The prize has nothing to do with these claims. Furthermore, past accomplishments do not make a person infallible. Nice ad hominem, though.
Such a lame hot take. Do you understand how language models work? To claim there’s no higher order understanding is frankly laughable.
and physicists use tools from math, so fields medals should be awarded to physicists.
So it was the physics Nobel... I see why the Nature News coverage called it "scooped" by machine learning pioneers
Since the news tried to be sensational about it... I tried to see what Hinton meant by fearing the consequences. Believe he is genuinely trying to prevent AI development without proper regulations. This is a policy paper he was involved in (https://managing-ai-risks.com/). This one did mention some genuine concerns. Quoting them:
"AI systems threaten to amplify social injustice, erode social stability, and weaken our shared understanding of reality that is foundational to society. They could also enable large-scale criminal or terrorist activities. Especially in the hands of a few powerful actors, AI could cement or exacerbate global inequities, or facilitate automated warfare, customized mass manipulation, and pervasive surveillance"
like bruh people already lost jobs because of ChatGPT, which can't even do math properly on its own...
Also quite some irony that the preprint has the following quote: "Climate change has taken decades to be acknowledged and confronted; for AI, decades could be too long.", considering that a serious risk of AI development is climate impacts
I mean we do kind of deserve it. But at least we've had a good run.
Was our run really that good? We killed a bunch of species, drained our planet of resources and belched pollution into the air. I wouldn’t be surprised if the AIs manage to steward our planet better.
Yeesh, everyone now jumps on the ai hypetrain.
It’s probably easier to righteously quit your job after a decade of collecting senior executive salary
Also: physics?
Most well-deserved physics Nobel I can remember.
Is that because you also don't know any physics Nobels off the top of your head?
Physics' Nobel prize awarded for a Computer Science achievement, actual physics is having a dry spell I guess
They explain the flex at least
Seems like a pretty extreme flex, I'm worried it'll snap.
Narrator: It isn’t.
To be fair, regardless of one's stance on the utility of current AI or the wisdom of developing it, it is an extremely difficult and potentially world changing technical achievement, and given there isn't a computer science prize, physics is probably the most relevant category to it
not really. A lot of techniques have been known for decades. What we didn't have back then was insane compute power.
and there's the turing award for computer science.
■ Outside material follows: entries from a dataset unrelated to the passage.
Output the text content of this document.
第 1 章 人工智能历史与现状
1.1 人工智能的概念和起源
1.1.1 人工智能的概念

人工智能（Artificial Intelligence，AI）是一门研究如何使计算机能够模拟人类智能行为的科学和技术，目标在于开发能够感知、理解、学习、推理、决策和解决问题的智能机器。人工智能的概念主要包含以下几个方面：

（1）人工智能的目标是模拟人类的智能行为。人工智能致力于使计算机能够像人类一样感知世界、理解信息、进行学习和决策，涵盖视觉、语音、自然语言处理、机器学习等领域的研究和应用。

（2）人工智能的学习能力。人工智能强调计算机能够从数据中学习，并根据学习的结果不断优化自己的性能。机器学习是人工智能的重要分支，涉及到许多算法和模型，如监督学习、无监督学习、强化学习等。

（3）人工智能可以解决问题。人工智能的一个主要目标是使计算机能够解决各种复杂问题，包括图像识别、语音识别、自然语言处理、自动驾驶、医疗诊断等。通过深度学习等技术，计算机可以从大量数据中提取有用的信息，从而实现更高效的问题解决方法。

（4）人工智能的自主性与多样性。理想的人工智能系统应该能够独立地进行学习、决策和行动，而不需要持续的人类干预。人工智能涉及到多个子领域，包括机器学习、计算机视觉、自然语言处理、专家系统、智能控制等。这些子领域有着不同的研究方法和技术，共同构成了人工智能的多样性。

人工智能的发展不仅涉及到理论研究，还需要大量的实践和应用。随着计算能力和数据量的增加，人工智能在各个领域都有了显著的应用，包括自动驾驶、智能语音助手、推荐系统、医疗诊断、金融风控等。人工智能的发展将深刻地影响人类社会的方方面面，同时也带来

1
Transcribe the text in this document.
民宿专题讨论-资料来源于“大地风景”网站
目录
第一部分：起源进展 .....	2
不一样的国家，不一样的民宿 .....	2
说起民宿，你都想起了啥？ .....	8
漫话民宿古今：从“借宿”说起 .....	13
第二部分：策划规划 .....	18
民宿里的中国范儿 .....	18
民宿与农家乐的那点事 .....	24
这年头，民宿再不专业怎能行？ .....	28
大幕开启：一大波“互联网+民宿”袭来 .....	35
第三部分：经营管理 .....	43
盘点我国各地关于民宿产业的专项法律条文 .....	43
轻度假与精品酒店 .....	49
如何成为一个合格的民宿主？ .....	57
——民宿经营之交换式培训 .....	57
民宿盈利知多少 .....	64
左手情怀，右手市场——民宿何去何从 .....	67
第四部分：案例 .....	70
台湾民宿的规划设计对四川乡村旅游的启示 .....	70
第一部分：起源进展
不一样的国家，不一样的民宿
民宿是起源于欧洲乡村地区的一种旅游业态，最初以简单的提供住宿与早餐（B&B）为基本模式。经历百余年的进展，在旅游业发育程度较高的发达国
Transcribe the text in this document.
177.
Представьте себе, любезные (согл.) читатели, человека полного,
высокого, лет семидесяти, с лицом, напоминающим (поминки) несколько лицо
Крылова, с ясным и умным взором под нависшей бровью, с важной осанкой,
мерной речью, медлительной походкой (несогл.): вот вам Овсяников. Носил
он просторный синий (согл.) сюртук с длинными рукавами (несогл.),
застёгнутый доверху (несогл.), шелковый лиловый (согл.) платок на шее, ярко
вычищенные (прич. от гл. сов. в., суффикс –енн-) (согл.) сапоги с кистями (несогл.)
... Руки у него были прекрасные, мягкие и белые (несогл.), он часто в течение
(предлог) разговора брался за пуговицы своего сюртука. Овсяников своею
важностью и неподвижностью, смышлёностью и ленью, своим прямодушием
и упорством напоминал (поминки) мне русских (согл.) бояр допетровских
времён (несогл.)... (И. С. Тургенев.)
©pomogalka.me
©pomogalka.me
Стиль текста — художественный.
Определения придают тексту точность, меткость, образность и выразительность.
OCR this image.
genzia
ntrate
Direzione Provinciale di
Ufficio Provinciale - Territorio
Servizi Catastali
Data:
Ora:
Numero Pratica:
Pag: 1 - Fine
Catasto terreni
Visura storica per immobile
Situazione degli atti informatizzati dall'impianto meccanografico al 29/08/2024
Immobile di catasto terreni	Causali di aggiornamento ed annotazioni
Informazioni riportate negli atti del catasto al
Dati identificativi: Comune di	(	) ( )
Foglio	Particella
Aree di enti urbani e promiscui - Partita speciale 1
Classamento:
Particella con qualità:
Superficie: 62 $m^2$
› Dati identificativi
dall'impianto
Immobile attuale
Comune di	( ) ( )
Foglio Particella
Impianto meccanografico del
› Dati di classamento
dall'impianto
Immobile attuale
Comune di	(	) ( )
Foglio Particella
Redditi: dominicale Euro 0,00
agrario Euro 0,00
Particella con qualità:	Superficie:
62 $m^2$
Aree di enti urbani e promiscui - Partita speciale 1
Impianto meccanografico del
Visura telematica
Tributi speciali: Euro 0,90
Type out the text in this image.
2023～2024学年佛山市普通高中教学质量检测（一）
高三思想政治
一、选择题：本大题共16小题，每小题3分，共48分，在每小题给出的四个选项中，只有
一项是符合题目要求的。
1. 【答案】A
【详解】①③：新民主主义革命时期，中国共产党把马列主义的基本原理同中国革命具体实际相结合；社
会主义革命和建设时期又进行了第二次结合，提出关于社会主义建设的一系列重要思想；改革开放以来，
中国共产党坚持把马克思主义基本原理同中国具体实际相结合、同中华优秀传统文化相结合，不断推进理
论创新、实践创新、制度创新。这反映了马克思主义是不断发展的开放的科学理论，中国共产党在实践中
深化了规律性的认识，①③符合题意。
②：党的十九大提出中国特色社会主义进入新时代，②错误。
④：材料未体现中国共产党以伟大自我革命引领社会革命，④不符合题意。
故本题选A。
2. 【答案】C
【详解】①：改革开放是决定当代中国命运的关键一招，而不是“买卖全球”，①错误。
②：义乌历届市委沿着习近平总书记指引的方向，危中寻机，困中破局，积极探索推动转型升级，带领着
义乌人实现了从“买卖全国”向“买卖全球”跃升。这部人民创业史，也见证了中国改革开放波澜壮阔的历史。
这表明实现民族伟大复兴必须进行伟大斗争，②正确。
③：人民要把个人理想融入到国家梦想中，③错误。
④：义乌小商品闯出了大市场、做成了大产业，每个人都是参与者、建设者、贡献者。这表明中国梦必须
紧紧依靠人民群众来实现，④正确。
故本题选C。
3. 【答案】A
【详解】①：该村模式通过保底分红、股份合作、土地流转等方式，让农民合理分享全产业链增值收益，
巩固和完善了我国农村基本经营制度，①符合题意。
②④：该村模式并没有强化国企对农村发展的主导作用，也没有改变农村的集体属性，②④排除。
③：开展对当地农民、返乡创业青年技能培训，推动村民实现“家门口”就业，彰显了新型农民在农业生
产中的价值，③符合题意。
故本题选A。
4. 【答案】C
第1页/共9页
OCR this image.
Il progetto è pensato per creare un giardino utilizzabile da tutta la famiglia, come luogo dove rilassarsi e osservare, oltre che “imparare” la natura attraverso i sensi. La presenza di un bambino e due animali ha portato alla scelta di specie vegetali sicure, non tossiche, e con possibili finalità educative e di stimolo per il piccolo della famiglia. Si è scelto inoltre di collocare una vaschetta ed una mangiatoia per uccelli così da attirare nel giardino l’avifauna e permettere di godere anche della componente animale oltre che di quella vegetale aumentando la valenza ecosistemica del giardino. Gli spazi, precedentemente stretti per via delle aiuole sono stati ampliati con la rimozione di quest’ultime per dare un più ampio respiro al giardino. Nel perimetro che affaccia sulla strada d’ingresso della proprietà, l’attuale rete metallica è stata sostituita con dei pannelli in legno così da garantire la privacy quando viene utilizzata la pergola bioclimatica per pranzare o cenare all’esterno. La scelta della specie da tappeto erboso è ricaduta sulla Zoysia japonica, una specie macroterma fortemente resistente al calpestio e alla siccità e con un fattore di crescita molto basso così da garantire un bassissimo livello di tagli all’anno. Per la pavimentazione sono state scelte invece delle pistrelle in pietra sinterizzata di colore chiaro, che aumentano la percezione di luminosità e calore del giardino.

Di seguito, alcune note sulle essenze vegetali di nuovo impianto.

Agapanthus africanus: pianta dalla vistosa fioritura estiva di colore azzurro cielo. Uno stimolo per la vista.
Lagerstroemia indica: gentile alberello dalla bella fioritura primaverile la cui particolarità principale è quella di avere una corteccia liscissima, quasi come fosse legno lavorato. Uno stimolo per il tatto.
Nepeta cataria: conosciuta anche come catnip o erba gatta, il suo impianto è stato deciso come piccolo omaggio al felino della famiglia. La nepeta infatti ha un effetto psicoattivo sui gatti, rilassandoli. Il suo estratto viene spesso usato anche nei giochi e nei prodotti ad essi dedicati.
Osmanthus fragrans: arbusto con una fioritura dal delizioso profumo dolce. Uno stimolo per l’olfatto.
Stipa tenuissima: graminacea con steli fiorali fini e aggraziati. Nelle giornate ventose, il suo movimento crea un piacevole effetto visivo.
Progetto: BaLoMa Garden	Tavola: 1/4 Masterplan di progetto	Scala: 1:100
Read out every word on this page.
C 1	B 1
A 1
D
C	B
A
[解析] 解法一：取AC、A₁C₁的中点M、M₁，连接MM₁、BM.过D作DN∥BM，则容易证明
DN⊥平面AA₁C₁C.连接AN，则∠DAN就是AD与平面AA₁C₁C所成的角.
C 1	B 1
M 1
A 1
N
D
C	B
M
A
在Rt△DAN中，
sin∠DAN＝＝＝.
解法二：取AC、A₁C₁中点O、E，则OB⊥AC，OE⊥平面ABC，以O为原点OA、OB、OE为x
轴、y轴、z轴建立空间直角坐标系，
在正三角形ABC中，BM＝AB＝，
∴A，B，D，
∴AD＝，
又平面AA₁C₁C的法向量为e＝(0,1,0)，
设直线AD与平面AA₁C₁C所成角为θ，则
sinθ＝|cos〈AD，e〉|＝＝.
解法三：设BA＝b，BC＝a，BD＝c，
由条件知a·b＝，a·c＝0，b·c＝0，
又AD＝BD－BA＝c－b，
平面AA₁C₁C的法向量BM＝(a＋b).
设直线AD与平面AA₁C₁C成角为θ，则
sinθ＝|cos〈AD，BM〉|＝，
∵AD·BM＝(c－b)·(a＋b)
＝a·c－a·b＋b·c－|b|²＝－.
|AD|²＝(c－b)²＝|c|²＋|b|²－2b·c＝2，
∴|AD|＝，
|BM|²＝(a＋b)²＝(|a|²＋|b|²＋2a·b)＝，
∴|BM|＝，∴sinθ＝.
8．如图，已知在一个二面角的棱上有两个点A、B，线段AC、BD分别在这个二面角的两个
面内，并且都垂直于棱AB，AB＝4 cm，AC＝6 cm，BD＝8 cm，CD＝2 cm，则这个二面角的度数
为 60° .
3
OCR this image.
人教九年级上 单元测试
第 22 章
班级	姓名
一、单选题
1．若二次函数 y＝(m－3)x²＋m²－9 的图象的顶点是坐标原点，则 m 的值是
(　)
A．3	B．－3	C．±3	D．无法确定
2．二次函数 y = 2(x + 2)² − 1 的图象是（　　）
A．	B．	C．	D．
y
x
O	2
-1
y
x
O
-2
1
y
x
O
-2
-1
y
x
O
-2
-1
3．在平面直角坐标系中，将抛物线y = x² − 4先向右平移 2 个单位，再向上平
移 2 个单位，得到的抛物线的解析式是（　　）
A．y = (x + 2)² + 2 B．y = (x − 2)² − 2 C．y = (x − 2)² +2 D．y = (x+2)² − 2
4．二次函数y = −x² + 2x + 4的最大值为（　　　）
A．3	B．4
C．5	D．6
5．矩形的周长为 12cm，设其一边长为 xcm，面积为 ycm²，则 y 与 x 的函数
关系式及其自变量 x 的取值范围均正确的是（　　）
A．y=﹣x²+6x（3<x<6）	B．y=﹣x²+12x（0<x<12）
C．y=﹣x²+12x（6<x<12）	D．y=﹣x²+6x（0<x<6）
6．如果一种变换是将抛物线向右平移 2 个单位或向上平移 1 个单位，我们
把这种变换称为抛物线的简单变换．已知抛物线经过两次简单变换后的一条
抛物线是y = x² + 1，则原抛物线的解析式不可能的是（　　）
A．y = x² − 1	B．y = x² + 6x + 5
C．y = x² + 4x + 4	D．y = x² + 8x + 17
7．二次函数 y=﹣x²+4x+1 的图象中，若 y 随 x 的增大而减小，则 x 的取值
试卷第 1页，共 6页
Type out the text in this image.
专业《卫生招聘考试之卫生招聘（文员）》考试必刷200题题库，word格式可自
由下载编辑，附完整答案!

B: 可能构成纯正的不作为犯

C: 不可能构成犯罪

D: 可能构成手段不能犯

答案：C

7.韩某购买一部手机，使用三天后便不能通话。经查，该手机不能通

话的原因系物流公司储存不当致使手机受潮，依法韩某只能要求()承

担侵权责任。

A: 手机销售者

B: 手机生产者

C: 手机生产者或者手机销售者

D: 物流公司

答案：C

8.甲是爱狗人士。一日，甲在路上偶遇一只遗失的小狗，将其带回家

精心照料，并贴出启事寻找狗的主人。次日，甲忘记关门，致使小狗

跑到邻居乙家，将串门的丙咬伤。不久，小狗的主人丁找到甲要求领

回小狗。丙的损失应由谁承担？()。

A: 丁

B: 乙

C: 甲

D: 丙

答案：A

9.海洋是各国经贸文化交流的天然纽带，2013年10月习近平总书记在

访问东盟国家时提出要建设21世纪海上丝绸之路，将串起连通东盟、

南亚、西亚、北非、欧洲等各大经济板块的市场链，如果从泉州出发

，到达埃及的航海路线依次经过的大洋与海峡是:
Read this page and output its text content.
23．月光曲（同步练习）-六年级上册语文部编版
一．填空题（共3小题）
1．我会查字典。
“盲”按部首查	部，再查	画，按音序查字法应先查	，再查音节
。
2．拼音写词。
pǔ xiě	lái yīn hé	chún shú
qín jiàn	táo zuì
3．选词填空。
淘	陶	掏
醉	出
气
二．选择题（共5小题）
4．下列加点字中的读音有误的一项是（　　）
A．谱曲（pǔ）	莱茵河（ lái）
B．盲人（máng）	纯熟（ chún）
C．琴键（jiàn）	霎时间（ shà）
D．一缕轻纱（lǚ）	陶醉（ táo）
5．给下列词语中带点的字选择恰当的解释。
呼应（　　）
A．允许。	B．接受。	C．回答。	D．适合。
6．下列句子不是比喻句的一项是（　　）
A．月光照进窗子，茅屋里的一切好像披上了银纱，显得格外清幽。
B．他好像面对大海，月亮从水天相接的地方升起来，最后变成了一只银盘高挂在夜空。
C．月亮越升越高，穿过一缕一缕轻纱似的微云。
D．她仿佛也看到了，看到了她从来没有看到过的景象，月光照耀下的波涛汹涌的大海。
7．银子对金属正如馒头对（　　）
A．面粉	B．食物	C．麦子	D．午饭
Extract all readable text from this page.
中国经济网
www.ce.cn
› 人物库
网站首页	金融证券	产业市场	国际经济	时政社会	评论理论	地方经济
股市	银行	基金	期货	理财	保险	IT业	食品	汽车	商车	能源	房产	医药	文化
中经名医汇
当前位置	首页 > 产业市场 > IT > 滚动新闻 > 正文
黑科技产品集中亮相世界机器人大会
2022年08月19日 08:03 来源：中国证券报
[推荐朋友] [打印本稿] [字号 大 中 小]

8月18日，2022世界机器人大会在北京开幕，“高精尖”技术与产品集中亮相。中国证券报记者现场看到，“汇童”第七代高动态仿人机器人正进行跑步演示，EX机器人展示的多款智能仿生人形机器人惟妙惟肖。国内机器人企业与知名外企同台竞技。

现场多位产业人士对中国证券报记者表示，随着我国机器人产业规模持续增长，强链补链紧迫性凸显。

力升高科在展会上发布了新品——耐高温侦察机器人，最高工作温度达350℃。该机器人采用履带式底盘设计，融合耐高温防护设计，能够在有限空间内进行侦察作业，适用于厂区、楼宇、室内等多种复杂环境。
i'm here to remind you that for last 20ish years half of the time chemistry nobel goes to biologists, and now they doubled down on ai wankery with giving it to alphafold
To be fair, AlphaFold is pretty incredible. I remember when it was first revealed (but before they open sourced parts of it) that the scientific community were shocked by how effective it was and assumed that it was going to be technologically way more complex than it ended up being. Systems Biologist Mohammed AlQuraishi captures this quite well in this blog post
I'm a biochemist who has more interest in the computery side of structural biology than many of my peers, so I often have people asking me stuff like "is AlphaFold actually as impressive as they say, or is it just more overhyped AI nonsense?". My answer is "Yes."